IV. Overzicht doelmatigheidsindicatoren
Oorspronkelijke begroting | |||||
---|---|---|---|---|---|
Omschrijving generiek deel | 2015 | 2016 | 2017 | 2018 | 2018 |
IND-totaal | |||||
FTE-totaal (excl. externe inhuur) | 2.902 | 2.946 | 3.054 | 2.937 | 3.160 |
Saldo van baten en lasten (%) | 1.2 | 1.5 | 7 | 5,8 | 0 |
Aantal klachten in % | 0.2 | 0.1 | 0,1 | 0,1 | |
Asiel: | |||||
Doorlooptijd (wettelijke termijn) in % | 96 | 91 | 86 | 87 | 90 |
Standhouden van beslissingen in % | 87 | 90 | 90 | 90 | 85 |
Gemiddelde kostprijs (x € 1) | 3.307 | 3.089 | 2.620 | 2.406 | 3.320 |
Omzet (P*Q) | 166.0 | 218 | 169 | 157 | 198 |
Regulier: | |||||
Doorlooptijd (wettelijke termijn) in % | 91 | 89 | 82 | 83 | 95 |
Standhouden van beslissingen in % | 88 | 86 | 86 | 84 | 80 |
Gemiddelde kostprijs (x € 1) | 848 | 744 | 797 | 811 | 785 |
Omzet (P*Q) | 169 | 209 | 219.0 | 235 | 173 |
Naturalisatie: | |||||
Doorlooptijd (wettelijke termijn) in % | 96 | 95 | 93 | 68 | 95 |
Gemiddelde kostprijs (x € 1) | 610 | 525 | 714 | 616 | 675 |
Omzet (P*Q) | 21 | 12 | 15 | 15 | 18 |
Doorlooptijden:
De gemiddelde doorlooptijd asiel producten is 87%. De norm wordt niet gerealiseerd doordat de asielinstroom qua volume en samenstelling is gewijzigd. Hierom moest extra personeel worden aangetrokken en opgeleid terwijl tegelijkertijd extra ervaren personeel aan de voorkant van het proces moest worden ingezet. Hierdoor is een nieuwe beslisvoorraad ontstaan. Deze voorraad behelst voornamelijk spoor 4 zaken. Dit is qua capaciteitsinzet het meest uitgebreide behandeltraject voor asielaanvragen van vreemdelingen.
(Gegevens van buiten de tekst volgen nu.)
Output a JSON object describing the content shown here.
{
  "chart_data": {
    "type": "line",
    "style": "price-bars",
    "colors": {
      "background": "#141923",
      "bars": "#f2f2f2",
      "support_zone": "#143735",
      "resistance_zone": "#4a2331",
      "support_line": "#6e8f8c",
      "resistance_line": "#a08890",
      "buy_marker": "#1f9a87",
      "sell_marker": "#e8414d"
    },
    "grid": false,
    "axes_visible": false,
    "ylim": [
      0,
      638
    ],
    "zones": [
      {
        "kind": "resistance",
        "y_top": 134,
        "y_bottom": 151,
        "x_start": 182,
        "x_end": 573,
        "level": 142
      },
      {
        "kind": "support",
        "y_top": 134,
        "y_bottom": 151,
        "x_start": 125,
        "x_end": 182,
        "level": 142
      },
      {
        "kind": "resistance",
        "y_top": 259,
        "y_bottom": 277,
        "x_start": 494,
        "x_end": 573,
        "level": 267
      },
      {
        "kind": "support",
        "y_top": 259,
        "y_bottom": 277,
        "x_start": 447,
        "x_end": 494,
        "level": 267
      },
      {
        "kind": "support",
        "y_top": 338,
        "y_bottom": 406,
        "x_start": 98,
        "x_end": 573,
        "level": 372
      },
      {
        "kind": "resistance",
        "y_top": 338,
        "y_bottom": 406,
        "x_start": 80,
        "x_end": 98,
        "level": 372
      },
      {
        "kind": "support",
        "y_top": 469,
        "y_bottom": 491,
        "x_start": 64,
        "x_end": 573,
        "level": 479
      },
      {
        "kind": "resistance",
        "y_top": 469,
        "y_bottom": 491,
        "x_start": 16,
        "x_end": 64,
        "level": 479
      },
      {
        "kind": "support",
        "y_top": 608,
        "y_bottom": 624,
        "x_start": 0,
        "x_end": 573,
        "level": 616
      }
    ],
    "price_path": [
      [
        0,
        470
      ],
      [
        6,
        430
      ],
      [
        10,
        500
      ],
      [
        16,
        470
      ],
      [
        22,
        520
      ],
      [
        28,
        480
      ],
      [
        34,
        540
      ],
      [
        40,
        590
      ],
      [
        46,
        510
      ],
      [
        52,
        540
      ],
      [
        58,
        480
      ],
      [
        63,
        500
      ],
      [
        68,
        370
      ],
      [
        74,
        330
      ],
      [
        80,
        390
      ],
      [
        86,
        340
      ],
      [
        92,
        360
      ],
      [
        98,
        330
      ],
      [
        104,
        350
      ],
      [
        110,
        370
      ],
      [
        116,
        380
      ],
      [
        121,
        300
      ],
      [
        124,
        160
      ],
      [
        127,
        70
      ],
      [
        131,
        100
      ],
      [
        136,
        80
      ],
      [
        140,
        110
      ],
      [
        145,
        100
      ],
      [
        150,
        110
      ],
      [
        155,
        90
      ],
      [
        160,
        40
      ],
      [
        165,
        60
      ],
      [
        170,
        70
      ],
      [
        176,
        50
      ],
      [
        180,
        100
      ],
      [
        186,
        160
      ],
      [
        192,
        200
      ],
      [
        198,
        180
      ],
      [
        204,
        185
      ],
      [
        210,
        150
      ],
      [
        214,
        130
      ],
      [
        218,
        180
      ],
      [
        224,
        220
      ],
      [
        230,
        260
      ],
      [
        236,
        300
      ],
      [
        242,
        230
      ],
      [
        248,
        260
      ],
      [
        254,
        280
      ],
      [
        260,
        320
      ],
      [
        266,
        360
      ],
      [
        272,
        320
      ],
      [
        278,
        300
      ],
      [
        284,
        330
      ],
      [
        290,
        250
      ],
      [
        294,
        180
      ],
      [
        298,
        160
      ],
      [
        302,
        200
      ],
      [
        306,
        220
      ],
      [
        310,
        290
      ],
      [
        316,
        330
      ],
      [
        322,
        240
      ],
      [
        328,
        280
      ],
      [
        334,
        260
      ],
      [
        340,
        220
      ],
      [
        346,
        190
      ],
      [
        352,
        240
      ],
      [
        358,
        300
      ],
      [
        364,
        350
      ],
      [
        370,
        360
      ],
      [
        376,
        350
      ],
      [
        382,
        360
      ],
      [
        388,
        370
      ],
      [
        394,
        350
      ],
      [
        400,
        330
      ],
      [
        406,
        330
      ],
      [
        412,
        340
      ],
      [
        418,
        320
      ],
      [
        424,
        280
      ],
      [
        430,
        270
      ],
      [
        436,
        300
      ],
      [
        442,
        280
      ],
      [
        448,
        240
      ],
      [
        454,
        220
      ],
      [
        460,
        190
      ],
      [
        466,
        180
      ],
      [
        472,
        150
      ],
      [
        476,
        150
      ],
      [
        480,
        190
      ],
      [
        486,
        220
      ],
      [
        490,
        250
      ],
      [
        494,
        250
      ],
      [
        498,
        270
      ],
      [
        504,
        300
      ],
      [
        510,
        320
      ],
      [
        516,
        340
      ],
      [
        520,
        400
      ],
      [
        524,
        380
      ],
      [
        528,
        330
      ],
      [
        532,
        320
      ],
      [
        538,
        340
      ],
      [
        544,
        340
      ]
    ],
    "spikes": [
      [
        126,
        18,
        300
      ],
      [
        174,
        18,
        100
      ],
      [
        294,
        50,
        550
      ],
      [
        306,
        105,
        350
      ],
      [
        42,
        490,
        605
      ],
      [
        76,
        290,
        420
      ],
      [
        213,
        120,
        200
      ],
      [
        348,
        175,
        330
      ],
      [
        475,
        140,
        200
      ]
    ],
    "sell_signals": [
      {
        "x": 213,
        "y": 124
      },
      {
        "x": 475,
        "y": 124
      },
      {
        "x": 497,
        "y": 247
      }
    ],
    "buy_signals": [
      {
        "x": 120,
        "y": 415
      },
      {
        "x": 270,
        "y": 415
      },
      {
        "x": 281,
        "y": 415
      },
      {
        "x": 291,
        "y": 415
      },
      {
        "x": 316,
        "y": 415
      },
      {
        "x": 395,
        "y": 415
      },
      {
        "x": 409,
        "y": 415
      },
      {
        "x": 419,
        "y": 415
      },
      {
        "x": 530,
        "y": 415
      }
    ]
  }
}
De gemiddelde doorlooptijd van de reguliere producten is lager dan de norm van 95%. Door het beslissen op de voorraden MVV nareis en een stijging van het aantal visa aanvragen (BUIZA) is de instroom Bezwaar Regulier en Bezwaar Visa gestegen. Het wegwerken van deze voorraden heeft prioriteit.
Door het achterblijven van de uitstroom bij naturalisatie is de doorlooptijd van 95% niet gerealiseerd.
Standhouden van beslissingen
Ondanks de genomen werkdrukmaatregelen is in 2018 nog steeds voldaan aan de normen voor de instandhouding van beslissingen. Wel is het instandhoudingspercentage in zaken waar geen verweerschrift is geschreven of niet naar zitting is gegaan iets gedaald ten opzichte van voorheen.
Klachten:
De klachten worden alleen IND totaal bijgehouden en gerapporteerd.